En la vereda de enfrente, el modelo económico actual parece favorecer actividades extractivas y financieras, con el sector bancario creciendo un 25,2% y la minería un 17,9%, evidenciando un desplazamiento de la producción fabril hacia los servicios y las materias primas.

La crisis es casi total dentro de la estructura productiva: 22 de los 24 sectores industriales analizados registraron caídas en su valor agregado. Las ramas más golpeadas, con derrumbes de entre el 20% y el 25%, incluyen a la metalurgia, el calzado, las curtiembres y las industrias vinculadas a la construcción. En este contexto de recesión, la utilización de la capacidad instalada en las fábricas se mantiene por debajo del 60%, lo que significa que más del 40% de las máquinas y establecimientos del país se encuentran hoy ociosos.
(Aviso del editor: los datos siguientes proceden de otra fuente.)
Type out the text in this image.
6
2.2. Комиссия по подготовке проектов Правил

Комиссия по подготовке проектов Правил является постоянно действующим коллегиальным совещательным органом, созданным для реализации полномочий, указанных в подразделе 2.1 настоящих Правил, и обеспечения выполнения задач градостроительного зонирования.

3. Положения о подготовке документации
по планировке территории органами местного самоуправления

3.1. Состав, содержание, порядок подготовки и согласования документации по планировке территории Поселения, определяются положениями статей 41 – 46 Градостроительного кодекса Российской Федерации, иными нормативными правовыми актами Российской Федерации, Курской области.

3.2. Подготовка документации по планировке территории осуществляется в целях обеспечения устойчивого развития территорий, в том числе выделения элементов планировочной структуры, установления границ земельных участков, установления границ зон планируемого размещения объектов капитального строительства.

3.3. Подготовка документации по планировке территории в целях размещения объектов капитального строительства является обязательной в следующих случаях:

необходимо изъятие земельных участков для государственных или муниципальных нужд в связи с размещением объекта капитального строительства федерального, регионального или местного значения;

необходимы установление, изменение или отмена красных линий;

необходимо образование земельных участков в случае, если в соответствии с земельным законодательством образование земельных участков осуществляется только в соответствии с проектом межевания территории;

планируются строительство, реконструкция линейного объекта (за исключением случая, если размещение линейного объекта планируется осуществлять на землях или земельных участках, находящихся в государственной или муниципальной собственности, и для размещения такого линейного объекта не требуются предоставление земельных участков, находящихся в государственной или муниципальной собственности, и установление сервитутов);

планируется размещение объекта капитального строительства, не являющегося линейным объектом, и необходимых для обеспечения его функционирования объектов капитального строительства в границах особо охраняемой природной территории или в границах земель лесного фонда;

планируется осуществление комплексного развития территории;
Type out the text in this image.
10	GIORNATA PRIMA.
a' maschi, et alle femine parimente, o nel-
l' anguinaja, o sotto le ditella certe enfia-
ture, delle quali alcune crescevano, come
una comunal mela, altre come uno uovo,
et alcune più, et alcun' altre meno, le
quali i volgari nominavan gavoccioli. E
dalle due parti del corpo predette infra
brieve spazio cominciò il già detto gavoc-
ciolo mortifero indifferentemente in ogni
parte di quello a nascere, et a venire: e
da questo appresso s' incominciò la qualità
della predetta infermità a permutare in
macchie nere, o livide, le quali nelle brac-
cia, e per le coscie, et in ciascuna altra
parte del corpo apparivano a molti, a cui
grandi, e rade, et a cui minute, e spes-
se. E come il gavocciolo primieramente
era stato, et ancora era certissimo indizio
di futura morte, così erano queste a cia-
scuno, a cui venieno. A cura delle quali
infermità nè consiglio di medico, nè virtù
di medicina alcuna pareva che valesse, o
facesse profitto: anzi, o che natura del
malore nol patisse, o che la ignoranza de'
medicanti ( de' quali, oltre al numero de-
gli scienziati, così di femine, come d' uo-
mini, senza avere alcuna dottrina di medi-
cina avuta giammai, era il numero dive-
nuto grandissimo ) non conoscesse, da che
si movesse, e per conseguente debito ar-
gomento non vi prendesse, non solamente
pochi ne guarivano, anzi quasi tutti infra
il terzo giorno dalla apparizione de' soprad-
El informe también advierte sobre una “simplificación exportadora” que debilita el perfil tecnológico del país. Las Manufacturas de Origen Industrial (MOI), aquellas que generan empleo calificado, cayeron al 28% del total exportado, muy lejos del pico del 35% alcanzado en 2011. Esto implica que la canasta exportadora argentina se vuelve cada vez más dependiente de los alimentos y los commodities. Además, el sector de bienes de capital —el corazón del desarrollo técnico— sufrió un golpe doble: su producción local cayó un 25% mientras las importaciones crecieron un 77%, impulsadas en parte por medidas como la flexibilización para ingresar maquinaria agrícola usada.

Finalmente, el estudio proyecta un panorama sombrío respecto al apoyo estatal. El Presupuesto 2026 contempla un recorte del 40% en los recursos destinados a la industria, mientras que los incentivos públicos se concentran casi exclusivamente en el RIGI, orientado a grandes proyectos de capital extranjero en minería y energía. Los autores concluyen con un dato que ilustra la magnitud de la crisis: el PBI industrial por habitante ha retrocedido a niveles de 1985, lo que representa un salto hacia atrás de 40 años en términos de desarrollo y bienestar productivo para la sociedad argentina.